Tutto questo ce l’abbiamo in Italia: un territorio che ha aggregato a sé tutto il mondo conosciuto grazie all’Impero Romano e, dopo il suo crollo, è rimasto “una pura espressione geografica” per più di mille anni.

Ma la sua riunificazione ha in qualche modo “tradito” le aspettative, perché attuata dalle élite a dispetto delle grandi masse. Scriveva nientemeno che il grande Dostoevskij, nel suo “Diario di uno scrittore”: “L’unico grande diplomatico del secolo XIX è stato Cavour e anche lui non ha pensato a tutto. Sì, egli è geniale, ha raggiunto il suo scopo, ha fatto l’unità d’Italia.

Ma guardate più addentro e che cosa vedete? Per duemila anni l’Italia ha portato in sé un’idea universale capace di riunire il mondo, non una qualunque idea astratta, non la speculazione di una mente di gabinetto, ma un’idea reale, organica, frutto della vita della nazione, frutto della vita del mondo: l’idea dell’unione di tutto il mondo, da principio quella romana antica, poi la papale. I popoli cresciuti e scomparsi in questi due millenni e mezzo in Italia comprendevano che erano i portatori di un’idea universale, e quando non lo comprendevano, lo sentivano e lo presentivano.

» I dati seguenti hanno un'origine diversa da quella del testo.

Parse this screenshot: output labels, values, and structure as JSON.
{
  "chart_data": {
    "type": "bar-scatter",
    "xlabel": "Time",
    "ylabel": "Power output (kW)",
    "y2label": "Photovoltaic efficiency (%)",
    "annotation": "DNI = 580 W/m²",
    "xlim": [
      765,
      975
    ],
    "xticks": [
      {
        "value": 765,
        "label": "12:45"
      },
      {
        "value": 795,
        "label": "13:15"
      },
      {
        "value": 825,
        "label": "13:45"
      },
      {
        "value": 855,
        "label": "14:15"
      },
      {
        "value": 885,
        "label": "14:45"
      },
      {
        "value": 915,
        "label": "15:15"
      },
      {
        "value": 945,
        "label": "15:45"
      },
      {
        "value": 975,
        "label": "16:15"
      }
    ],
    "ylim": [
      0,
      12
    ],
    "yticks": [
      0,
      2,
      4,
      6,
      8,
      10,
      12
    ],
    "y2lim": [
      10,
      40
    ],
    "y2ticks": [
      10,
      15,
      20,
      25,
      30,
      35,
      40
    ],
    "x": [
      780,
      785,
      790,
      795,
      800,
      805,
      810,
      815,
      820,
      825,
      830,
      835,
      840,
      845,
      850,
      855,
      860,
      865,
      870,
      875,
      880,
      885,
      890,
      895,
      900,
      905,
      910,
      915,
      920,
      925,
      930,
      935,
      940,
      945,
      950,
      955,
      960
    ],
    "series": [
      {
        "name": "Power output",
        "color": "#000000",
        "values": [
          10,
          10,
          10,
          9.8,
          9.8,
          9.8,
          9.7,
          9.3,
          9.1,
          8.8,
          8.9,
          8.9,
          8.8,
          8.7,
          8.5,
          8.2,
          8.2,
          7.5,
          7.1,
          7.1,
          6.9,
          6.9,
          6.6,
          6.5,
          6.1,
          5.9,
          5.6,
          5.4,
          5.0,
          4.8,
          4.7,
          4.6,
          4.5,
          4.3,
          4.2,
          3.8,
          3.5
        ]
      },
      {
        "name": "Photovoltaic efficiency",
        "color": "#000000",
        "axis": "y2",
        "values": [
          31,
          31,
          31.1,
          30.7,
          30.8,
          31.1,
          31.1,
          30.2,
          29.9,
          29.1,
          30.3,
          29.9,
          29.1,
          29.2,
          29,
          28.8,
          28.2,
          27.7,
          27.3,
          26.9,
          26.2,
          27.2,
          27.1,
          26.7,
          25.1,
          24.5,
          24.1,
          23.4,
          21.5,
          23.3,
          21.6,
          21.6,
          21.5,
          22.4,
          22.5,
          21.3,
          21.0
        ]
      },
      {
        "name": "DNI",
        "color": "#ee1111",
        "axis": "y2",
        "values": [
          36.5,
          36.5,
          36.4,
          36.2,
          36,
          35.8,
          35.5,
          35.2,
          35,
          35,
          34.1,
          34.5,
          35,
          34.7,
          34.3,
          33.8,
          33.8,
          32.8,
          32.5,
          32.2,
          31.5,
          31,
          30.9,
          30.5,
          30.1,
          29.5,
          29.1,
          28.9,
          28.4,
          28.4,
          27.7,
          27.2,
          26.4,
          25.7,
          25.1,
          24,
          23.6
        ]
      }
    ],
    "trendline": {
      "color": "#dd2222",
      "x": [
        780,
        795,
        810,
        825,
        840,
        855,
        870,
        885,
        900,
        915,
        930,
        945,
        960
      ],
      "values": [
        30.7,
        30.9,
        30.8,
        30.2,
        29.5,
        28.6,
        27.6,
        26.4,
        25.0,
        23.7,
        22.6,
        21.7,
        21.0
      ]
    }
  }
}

La scienza, l’arte, tutto si rivestiva e penetrava di questo significato mondiale. Ammettiamo pure che questa idea mondiale, alla fine, si era logorata, stremata ed esaurita (ma è stato proprio così?) ma che cosa ha ottenuto al suo posto? (…) è sorto un piccolo regno di second’ordine, che ha perduto qualsiasi pretesa di valore mondiale, (…) un regno soddisfatto della sua unità, che non significa assolutamente nulla, un’unità meccanica e non spirituale (cioè non l’unità mondiale di una volta) e per di più pieno di debiti e soprattutto soddisfatto di essere un regno di second’ordine. Ecco la creazione del conte di Cavour”.

Insomma, un triste destino per un Paese che, pur essendo “a pezzi”, era stato per secoli “leader” di arte e cultura. Se l’Italia vuole rinascere dovrà assolutamente recuperare con orgoglio il proprio passato.